Currently the file schema looks like this (with "version": 1 added to it):

~/.rush-user/settings.json

{
  "version": 1,

  /**
   * Optionally override the default location of the cached tarballs:
   */
  "buildCacheFolder": "/temp/my-custom-folder/"
}

Now suppose hypothetically we want to revise the schema to be more granular, like this:

{
  "version": 2,

  "buildCache": {
    /**
     * Optionally override the default location of the cached tarballs:
     */
    "tarballsFolder": "/temp/my-custom-folder/",

    /**
     * Optionally override the default location where state files get stored:
     */
    "stateFilesFolder": "/temp/my-custom-folder2/"
  }
}

Now suppose that I pull an old Git branch from 3 months ago and try to build it. What is the old Rush supposed to do when it tries to load "version": 2?

D4N14L commented 3 years ago

My guess would be that it should attempt to load and validate. If there's no clear upgrade path from one property to another, or support for a property was dropped, we should warn the dev that the property will be ignored or removed/commented out from the settings (since commenting allows the dev to go back and modify their existing property manually). The versioning is just an attempt to provide an upgrade path... I don't think it means we should always have one. Breaking changes happen. But in those cases, the dev should at least know that it's happened, and be given an opportunity to resolve manually (and preferably with a link to the docs).

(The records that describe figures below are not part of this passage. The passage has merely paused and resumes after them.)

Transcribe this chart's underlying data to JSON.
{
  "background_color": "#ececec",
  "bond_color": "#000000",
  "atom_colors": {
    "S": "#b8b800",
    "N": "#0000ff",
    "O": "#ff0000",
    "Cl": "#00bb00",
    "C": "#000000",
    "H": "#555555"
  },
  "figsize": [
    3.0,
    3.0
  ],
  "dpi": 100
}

D4N14L commented 3 years ago

Ah, sorry, I see what you're saying... maybe we just have to eat the failure there and provide guidance to delete the file? The filename versioning would have the same issue since the settings file wouldn't be able to be found (it would be postfixed with the version). If we really really wanted to version while allowing full back compat, we could do something kinda-gross-but-still-reasonable like versioning in a comment within the JSON, so then we can have a version without needing it to be a part of the schema.

octogonz commented 3 years ago

Well, with Option 2 those two examples would go in ~/.rush-user/settings-1.json and ~/.rush-user/settings-2.json. You would need to maintain the same settings in two places, but it wouldn't be too confusing, since Rush would tell you which one it is using.

Whereas with Option 3 you would specify buildCache.tarballsFolder and the old Rush release would magically interpret that setting as its buildCacheFolder value. Also the old Rush release could let you know that it is ignoring buildCache.stateFilesFolder because it doesn't support that setting, while still validating that the setting has correct syntax.

octogonz commented 3 years ago

Option 4: Put the user settings under the monorepo folder

Instead of ~/.rush-user/settings.json, require users to specify their settings as my-repo/common/config/user/settings.json which is not tracked by Git. It is the user's responsibility to copy+paste this file between their repo enlistment folders, and fix up any incompatible settings.

dmichon-msft commented 3 years ago

I'd favor specifying a version in your config; if the specified config version is newer than the expected version, rush prints a warning that it is incompatible and ignores it, would be my vote. Specify the oldest version in your config that is compatible with the settings used.